10. A method of constructing a retaining wall, said method comprising:

providing a plurality of generally rectangular steel wire trays, each of said trays being defined by an elongate floor section extending over the length of the tray and a face section of a depth less than the length of the floor section extending at an angle relative to the floor section, said trays each having longitudinal rods extending continuously over the length thereof and across the floor and face sections in spaced, generally parallel relationship to one another and cross-rods welded to and extending transversely across said longitudinal rods in spaced relationship to one another;

successively superimposing said trays upon one another with the floor sections thereof generally parallel to one another and the face sections of successive trays secured together so that the intersection between the floor and face sections of one tray is secured to the distal edge of the face section of the next adjacent tray;

placing a mat over the face section of each tray to the side thereof from which the floor section extends prior to the placement of the next successive tray, said mat being generally coextensive with the face section and fabricated of a waterpermeable material of sufficient density to prevent the substantial erosion of soil therethrough; and

filling each tray with soil after the placement of the mat over the face section of the tray and prior to the placement of the next successive tray.

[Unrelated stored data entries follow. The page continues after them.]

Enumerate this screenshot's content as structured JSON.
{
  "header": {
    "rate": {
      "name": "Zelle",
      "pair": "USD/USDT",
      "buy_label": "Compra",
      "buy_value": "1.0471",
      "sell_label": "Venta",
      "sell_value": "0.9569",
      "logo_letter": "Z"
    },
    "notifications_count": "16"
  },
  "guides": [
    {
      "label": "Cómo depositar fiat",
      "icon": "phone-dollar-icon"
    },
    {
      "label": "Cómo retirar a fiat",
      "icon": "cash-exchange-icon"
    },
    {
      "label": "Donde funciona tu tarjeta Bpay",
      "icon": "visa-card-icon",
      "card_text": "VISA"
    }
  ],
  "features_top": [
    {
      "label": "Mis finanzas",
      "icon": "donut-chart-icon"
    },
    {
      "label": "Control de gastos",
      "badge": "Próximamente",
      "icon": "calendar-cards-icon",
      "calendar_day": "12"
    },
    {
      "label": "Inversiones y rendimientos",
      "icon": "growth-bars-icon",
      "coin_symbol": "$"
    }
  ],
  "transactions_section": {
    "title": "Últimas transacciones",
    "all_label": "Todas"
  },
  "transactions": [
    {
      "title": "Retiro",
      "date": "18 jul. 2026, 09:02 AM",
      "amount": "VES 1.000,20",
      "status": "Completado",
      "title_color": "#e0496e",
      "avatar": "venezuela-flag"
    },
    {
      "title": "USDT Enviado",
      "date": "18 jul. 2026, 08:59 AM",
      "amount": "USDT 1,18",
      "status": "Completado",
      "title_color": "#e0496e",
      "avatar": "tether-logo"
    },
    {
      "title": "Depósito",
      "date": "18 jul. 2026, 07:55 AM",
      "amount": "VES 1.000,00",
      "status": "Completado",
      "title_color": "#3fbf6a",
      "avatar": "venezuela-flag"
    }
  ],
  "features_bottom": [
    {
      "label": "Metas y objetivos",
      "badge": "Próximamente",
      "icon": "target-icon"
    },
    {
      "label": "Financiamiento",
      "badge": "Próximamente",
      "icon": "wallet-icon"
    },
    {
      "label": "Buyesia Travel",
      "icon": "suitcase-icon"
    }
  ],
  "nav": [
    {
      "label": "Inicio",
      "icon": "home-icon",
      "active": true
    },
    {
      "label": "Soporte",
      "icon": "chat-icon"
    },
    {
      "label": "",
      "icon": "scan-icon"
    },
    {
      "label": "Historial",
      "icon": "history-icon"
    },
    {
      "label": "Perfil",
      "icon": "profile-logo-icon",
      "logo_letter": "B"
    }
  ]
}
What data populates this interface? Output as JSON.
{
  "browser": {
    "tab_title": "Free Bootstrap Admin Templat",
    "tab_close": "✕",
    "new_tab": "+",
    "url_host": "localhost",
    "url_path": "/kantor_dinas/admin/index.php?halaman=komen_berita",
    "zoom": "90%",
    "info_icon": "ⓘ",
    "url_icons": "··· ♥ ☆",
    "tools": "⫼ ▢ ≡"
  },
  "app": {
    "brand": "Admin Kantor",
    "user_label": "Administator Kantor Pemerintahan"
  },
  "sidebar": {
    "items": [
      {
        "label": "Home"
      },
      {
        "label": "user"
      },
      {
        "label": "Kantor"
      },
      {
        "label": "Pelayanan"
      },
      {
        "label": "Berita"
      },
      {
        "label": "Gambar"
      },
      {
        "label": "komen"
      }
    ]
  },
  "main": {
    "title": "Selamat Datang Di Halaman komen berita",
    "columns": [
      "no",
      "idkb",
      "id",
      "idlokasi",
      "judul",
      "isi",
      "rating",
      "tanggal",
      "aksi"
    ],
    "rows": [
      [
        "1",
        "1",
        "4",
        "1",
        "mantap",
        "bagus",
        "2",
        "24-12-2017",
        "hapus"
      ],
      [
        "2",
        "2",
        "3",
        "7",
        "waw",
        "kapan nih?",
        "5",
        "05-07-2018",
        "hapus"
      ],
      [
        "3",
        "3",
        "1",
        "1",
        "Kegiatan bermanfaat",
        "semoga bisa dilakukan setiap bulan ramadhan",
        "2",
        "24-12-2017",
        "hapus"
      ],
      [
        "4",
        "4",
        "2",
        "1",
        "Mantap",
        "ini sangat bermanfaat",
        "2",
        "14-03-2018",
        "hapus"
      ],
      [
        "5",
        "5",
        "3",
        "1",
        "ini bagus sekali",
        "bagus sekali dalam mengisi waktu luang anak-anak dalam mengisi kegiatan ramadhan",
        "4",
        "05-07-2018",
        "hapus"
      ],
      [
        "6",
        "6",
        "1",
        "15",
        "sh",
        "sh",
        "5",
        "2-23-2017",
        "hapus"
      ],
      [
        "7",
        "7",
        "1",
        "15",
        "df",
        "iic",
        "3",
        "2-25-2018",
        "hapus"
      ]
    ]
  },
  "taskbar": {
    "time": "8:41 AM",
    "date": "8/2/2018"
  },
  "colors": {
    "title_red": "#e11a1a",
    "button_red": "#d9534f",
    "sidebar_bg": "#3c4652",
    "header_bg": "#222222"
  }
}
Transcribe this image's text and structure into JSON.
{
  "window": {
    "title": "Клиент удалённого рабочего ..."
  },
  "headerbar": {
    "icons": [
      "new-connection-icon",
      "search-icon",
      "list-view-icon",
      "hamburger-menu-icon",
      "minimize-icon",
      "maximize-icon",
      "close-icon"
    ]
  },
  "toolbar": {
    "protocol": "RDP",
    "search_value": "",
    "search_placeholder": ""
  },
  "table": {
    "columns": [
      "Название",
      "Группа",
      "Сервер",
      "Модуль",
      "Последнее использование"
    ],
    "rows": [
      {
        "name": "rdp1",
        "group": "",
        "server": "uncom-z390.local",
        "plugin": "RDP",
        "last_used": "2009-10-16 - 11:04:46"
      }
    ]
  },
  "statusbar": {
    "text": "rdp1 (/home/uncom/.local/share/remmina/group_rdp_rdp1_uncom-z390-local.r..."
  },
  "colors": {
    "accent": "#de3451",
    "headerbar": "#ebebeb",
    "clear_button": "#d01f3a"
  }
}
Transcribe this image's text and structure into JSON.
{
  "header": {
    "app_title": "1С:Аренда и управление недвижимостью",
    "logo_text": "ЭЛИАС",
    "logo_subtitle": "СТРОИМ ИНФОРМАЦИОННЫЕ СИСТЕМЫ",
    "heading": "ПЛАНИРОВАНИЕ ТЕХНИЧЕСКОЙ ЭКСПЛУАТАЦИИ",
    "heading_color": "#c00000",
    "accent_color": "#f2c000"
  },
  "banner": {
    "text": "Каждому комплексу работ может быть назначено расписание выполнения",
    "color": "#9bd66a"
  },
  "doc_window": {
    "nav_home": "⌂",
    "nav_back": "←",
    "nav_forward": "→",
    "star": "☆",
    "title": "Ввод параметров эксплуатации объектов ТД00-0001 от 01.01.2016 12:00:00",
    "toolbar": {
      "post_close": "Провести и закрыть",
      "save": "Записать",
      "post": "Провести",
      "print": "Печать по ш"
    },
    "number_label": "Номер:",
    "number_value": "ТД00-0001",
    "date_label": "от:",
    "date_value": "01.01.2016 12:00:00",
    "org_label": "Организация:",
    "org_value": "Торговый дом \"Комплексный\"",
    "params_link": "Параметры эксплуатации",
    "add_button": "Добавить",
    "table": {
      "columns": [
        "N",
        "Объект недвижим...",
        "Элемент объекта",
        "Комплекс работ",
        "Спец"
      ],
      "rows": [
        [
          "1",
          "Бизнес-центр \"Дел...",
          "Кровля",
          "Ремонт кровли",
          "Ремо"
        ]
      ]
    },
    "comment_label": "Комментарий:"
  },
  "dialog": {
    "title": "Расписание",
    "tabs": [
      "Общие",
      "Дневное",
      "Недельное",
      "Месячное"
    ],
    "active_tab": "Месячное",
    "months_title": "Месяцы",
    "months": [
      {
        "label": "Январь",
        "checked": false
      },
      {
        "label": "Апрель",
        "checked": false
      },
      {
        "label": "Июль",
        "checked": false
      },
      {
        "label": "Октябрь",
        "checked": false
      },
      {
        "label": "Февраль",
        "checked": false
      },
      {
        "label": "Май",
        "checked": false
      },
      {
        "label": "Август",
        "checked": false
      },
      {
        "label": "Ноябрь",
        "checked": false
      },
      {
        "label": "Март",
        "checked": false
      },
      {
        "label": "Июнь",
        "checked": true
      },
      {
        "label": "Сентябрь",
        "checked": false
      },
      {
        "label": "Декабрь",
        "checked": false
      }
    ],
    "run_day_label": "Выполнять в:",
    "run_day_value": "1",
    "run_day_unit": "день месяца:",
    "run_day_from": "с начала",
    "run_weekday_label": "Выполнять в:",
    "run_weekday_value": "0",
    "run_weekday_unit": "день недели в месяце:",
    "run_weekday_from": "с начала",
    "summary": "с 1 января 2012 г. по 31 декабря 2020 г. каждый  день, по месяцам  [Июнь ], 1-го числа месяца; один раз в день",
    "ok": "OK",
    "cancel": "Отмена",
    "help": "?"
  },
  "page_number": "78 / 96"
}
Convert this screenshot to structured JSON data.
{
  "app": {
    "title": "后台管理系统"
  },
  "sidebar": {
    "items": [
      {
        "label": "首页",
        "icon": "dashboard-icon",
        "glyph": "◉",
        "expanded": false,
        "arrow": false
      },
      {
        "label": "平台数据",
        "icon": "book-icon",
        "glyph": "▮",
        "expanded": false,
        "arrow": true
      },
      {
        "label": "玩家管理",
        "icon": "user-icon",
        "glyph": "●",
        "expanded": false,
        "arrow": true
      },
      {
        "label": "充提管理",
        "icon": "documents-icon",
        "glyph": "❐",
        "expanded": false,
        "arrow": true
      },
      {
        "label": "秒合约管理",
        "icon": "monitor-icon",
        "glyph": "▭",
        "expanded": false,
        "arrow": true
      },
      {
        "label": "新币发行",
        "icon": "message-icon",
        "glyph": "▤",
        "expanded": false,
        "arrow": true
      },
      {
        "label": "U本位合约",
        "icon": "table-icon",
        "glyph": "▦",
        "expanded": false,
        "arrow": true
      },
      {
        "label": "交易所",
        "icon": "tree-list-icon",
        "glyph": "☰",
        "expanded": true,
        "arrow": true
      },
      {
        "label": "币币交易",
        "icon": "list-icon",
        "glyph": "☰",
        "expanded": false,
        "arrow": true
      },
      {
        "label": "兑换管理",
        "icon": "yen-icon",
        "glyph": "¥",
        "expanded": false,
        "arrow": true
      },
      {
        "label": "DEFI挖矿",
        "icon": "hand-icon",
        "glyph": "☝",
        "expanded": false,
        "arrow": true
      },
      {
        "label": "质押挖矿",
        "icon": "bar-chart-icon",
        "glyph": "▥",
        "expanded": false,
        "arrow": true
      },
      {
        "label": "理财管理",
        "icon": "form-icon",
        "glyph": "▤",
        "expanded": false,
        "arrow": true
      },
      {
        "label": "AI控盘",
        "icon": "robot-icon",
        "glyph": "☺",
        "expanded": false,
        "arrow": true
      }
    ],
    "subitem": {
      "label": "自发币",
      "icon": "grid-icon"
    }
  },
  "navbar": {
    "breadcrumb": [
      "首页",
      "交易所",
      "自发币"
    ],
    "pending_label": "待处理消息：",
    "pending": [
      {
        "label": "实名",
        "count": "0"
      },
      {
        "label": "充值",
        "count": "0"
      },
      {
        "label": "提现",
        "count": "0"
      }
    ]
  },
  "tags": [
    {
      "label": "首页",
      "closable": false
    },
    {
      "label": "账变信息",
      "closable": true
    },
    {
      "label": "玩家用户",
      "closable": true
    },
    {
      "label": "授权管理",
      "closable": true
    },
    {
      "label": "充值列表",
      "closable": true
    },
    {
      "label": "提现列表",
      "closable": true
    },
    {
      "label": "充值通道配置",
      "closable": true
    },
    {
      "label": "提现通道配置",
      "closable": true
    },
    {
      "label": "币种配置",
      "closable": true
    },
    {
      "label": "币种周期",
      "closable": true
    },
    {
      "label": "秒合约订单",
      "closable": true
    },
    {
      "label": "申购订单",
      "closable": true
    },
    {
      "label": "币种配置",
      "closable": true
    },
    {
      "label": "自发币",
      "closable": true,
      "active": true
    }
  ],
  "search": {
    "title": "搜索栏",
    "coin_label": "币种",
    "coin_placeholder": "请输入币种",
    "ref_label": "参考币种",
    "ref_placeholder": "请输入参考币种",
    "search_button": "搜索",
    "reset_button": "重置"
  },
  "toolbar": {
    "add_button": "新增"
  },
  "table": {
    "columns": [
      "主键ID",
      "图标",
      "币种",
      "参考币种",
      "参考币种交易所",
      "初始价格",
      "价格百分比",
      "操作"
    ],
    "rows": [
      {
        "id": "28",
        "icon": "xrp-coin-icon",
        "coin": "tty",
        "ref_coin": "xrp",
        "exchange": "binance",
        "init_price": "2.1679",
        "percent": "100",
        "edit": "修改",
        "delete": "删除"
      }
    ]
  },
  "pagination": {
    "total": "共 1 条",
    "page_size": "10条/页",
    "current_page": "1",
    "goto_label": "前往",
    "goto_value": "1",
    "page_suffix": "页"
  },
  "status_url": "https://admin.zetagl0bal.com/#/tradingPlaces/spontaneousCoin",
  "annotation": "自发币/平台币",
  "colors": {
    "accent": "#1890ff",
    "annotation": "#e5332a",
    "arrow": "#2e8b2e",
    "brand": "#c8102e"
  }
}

11. A method of constructing a retaining wall, said method comprising:

providing a plurality of generally rectangular steel wire trays, each of said trays being defined by an elongate floor section extending over the length of the tray and a face section of a depth less than the length of the floor section extending at an angle relative to the floor section, said trays each having longitudinal rods extending continuously over the length thereof and across the floor and face sections in spaced, generally parallel relationship to one another and cross-rods welded to and extending transversely across said longitudinal rods in spaced relationship to one another;

successively superimposing said trays upon one another with the floor sections thereof generally parallel to one another and the face sections of successive trays secured together so that the intersection between the floor and face sections of one tray is secured to the distal edge of the face section of the next adjacent tray; and,

filling each tray with earth and stone material prior to the placement of the next successive tray so that the material adjacent to the face of the tray is stone of a size greater than the spacing between adjacent rods of the tray.

12. A method, according to claim 11, wherein the length of the floor section of the trays, as measured from the intersection of the face and floor sections, is chosen to equal approximately eighty percent of the composite height of the superimposed trays.